Domestic Abuse: It Isn’t Always a Spouse or Romantic Partner

One question we hear in relation to domestic violence requests is – “Do we have to be married?” The answer from Binc is a resounding “No”. While many state penal codes define domestic violence as between intimate partners, we take a broader view of this problem. At Binc we realize that domestic relationships come in many varieties. Whether a bookseller lives in a traditional marriage, with a partner of either sex or in an unrelated roommate situation, any of these living situations could unexpectedly lead to an unsafe living environment. The necessary qualifier for Binc assistance is that the bookseller must have a need to move for safety or emotional reasons and be unable to afford the cost of the move.
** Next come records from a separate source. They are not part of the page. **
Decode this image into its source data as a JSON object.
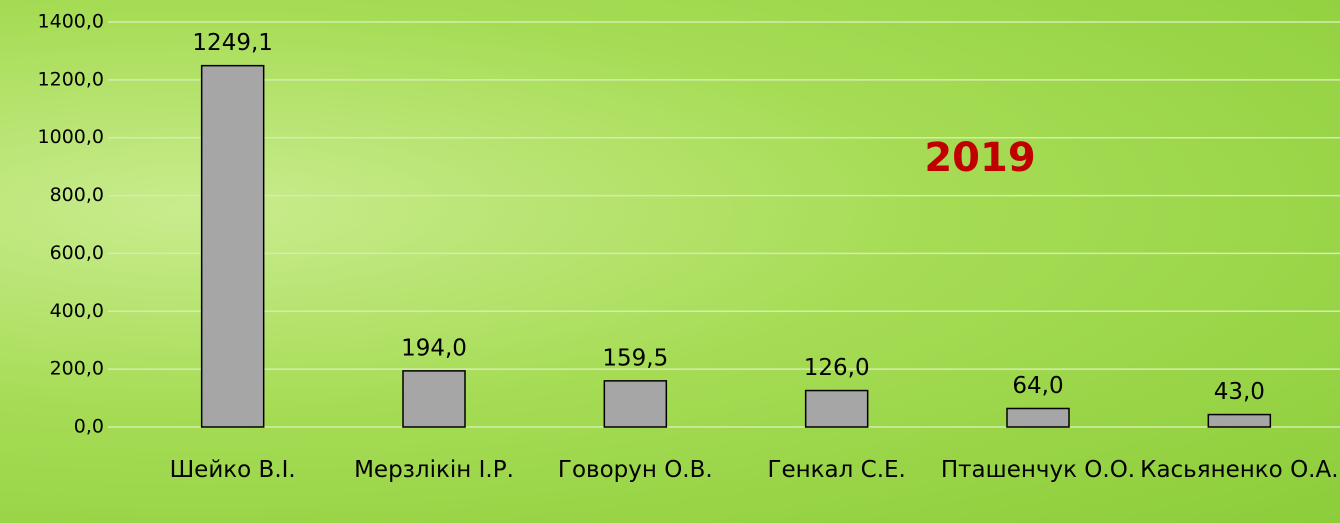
{
  "chart_data": {
    "type": "bar",
    "title": "2019",
    "categories": [
      "Шейко В.І.",
      "Мерзлікін І.Р.",
      "Говорун О.В.",
      "Генкал С.Е.",
      "Пташенчук О.О.",
      "Касьяненко О.А."
    ],
    "values": [
      1249.1,
      194.0,
      159.5,
      126.0,
      64.0,
      43.0
    ],
    "value_labels": [
      "1249,1",
      "194,0",
      "159,5",
      "126,0",
      "64,0",
      "43,0"
    ],
    "color": "#a6a6a6",
    "ylim": [
      0,
      1400
    ],
    "yticks": [
      {
        "value": 0,
        "label": "0,0"
      },
      {
        "value": 200,
        "label": "200,0"
      },
      {
        "value": 400,
        "label": "400,0"
      },
      {
        "value": 600,
        "label": "600,0"
      },
      {
        "value": 800,
        "label": "800,0"
      },
      {
        "value": 1000,
        "label": "1000,0"
      },
      {
        "value": 1200,
        "label": "1200,0"
      },
      {
        "value": 1400,
        "label": "1400,0"
      }
    ],
    "grid": true
  }
}
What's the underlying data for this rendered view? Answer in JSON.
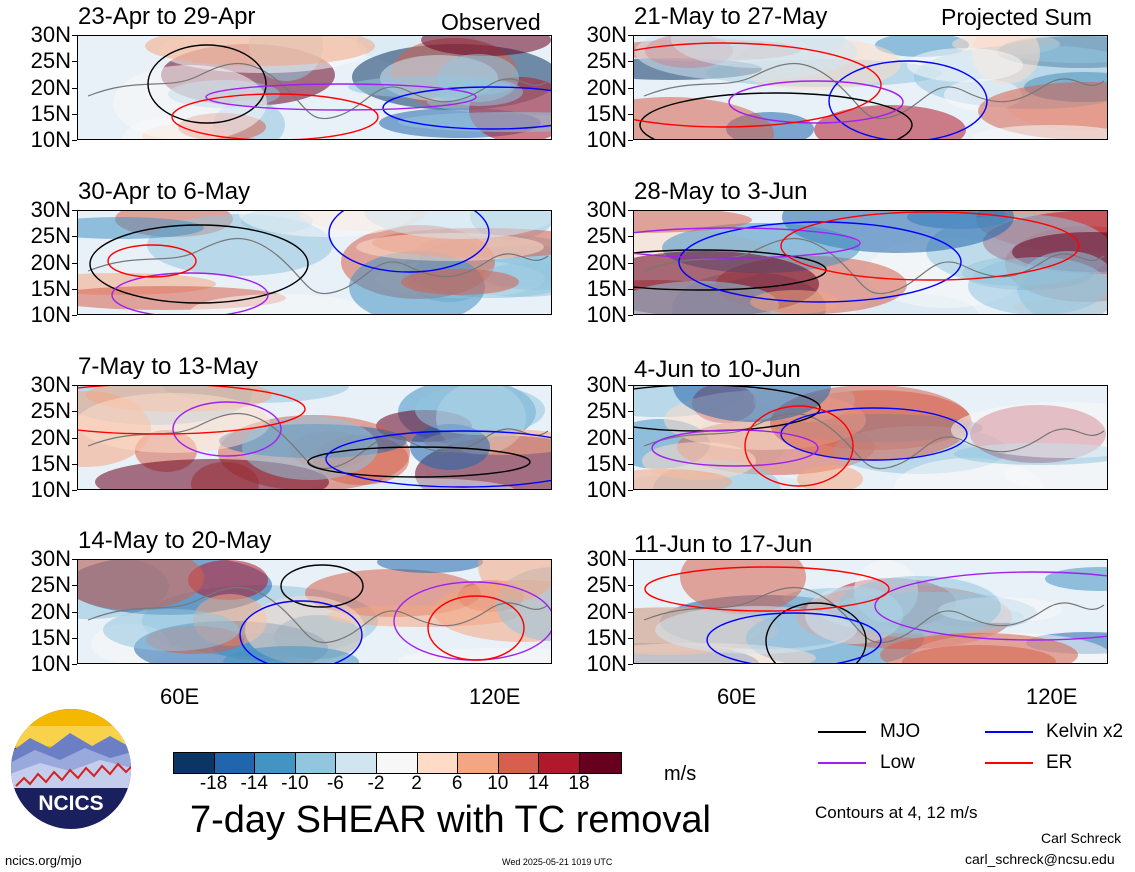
{
  "labels": {
    "observed": "Observed",
    "projected": "Projected Sum",
    "units": "m/s",
    "main_title": "7-day SHEAR with TC removal",
    "contours": "Contours at 4, 12 m/s",
    "author_name": "Carl Schreck",
    "author_email": "carl_schreck@ncsu.edu",
    "site": "ncics.org/mjo",
    "timestamp": "Wed 2025-05-21 1019 UTC",
    "logo_text": "NCICS"
  },
  "lat_labels": [
    "30N",
    "25N",
    "20N",
    "15N",
    "10N"
  ],
  "lon_labels": [
    "60E",
    "120E"
  ],
  "panels_left": [
    {
      "title": "23-Apr to 29-Apr"
    },
    {
      "title": "30-Apr to 6-May"
    },
    {
      "title": "7-May to 13-May"
    },
    {
      "title": "14-May to 20-May"
    }
  ],
  "panels_right": [
    {
      "title": "21-May to 27-May"
    },
    {
      "title": "28-May to 3-Jun"
    },
    {
      "title": "4-Jun to 10-Jun"
    },
    {
      "title": "11-Jun to 17-Jun"
    }
  ],
  "colorbar": {
    "ticks": [
      "-18",
      "-14",
      "-10",
      "-6",
      "-2",
      "2",
      "6",
      "10",
      "14",
      "18"
    ],
    "colors": [
      "#0b3565",
      "#2166ac",
      "#4393c3",
      "#92c5de",
      "#d1e5f0",
      "#f7f7f7",
      "#fddbc7",
      "#f4a582",
      "#d6604d",
      "#b2182b",
      "#67001f"
    ]
  },
  "legend": [
    {
      "label": "MJO",
      "color": "#000000"
    },
    {
      "label": "Kelvin x2",
      "color": "#0000ff"
    },
    {
      "label": "Low",
      "color": "#a020f0"
    },
    {
      "label": "ER",
      "color": "#ff0000"
    }
  ],
  "chart_data": {
    "type": "heatmap",
    "title": "7-day SHEAR with TC removal",
    "units": "m/s",
    "xlim": [
      40,
      130
    ],
    "ylim": [
      10,
      30
    ],
    "x_ticks": [
      "60E",
      "120E"
    ],
    "y_ticks": [
      "30N",
      "25N",
      "20N",
      "15N",
      "10N"
    ],
    "contour_levels": [
      4,
      12
    ],
    "color_levels": [
      -18,
      -14,
      -10,
      -6,
      -2,
      2,
      6,
      10,
      14,
      18
    ],
    "panels": [
      {
        "title": "23-Apr to 29-Apr",
        "kind": "Observed"
      },
      {
        "title": "30-Apr to 6-May",
        "kind": "Observed"
      },
      {
        "title": "7-May to 13-May",
        "kind": "Observed"
      },
      {
        "title": "14-May to 20-May",
        "kind": "Observed"
      },
      {
        "title": "21-May to 27-May",
        "kind": "Projected Sum"
      },
      {
        "title": "28-May to 3-Jun",
        "kind": "Projected Sum"
      },
      {
        "title": "4-Jun to 10-Jun",
        "kind": "Projected Sum"
      },
      {
        "title": "11-Jun to 17-Jun",
        "kind": "Projected Sum"
      }
    ]
  }
}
The Binc Foundation responds to domestic violence in many forms.

A bookseller in a “traditional” marriage of many years found themselves having to leave the marriage in a hurry. Their spouse’s chronic use of drugs and alcohol had escalated to a dangerous level. There were children in the home and the bookseller feared for their safety. The abusive spouse refused to leave the home and the bookseller was unsafe staying. Binc was able to help the family move into a safe residence where they had the support of friends and family as they worked to create a new and safe environment for the children.

Another bookseller found themselves in an unsafe position when their domestic partner’s criticism escalated into constant and angry verbal abuse. The bookseller tried to diffuse the situation by altering their everyday routine and trying to avoid their partner as much as possible. The constant stress was impacting the bookseller’s health and their ability to do their job. The bookseller was encouraged by their colleagues to call Binc for help. A bit of help with move-in expenses allowed the bookseller to find a new home where they could breathe again and feel safe.

As the cost of housing rapidly rises, more and more people are discovering the only affordable housing to be found is by renting a room in a house with one or more unrelated individuals. Even after doing their due diligence to assess their compatibility with the other residents, the situation can change in ways the bookseller can’t control. We heard from a bookseller who was living comfortably in such a situation until the homeowner invited a friend to move in. This friend brought along with them a drug and alcohol problem and a violent temper. After several dangerous incidents, the bookseller was feeling so unsafe in the house, that they had taken to sleeping in their car. This situation was understandably causing a huge amount of daily stress for the bookseller.  With Binc’s assistance, they were able to move into a new residence where they can again live without fear.

At Binc we firmly believe that everyone is entitled to live without fear for their safety. Only when someone lives without fear can they focus on the other aspects of their lives. Through the generosity of our donors, Binc can help booksellers living in unsafe situations find a secure and healthy home.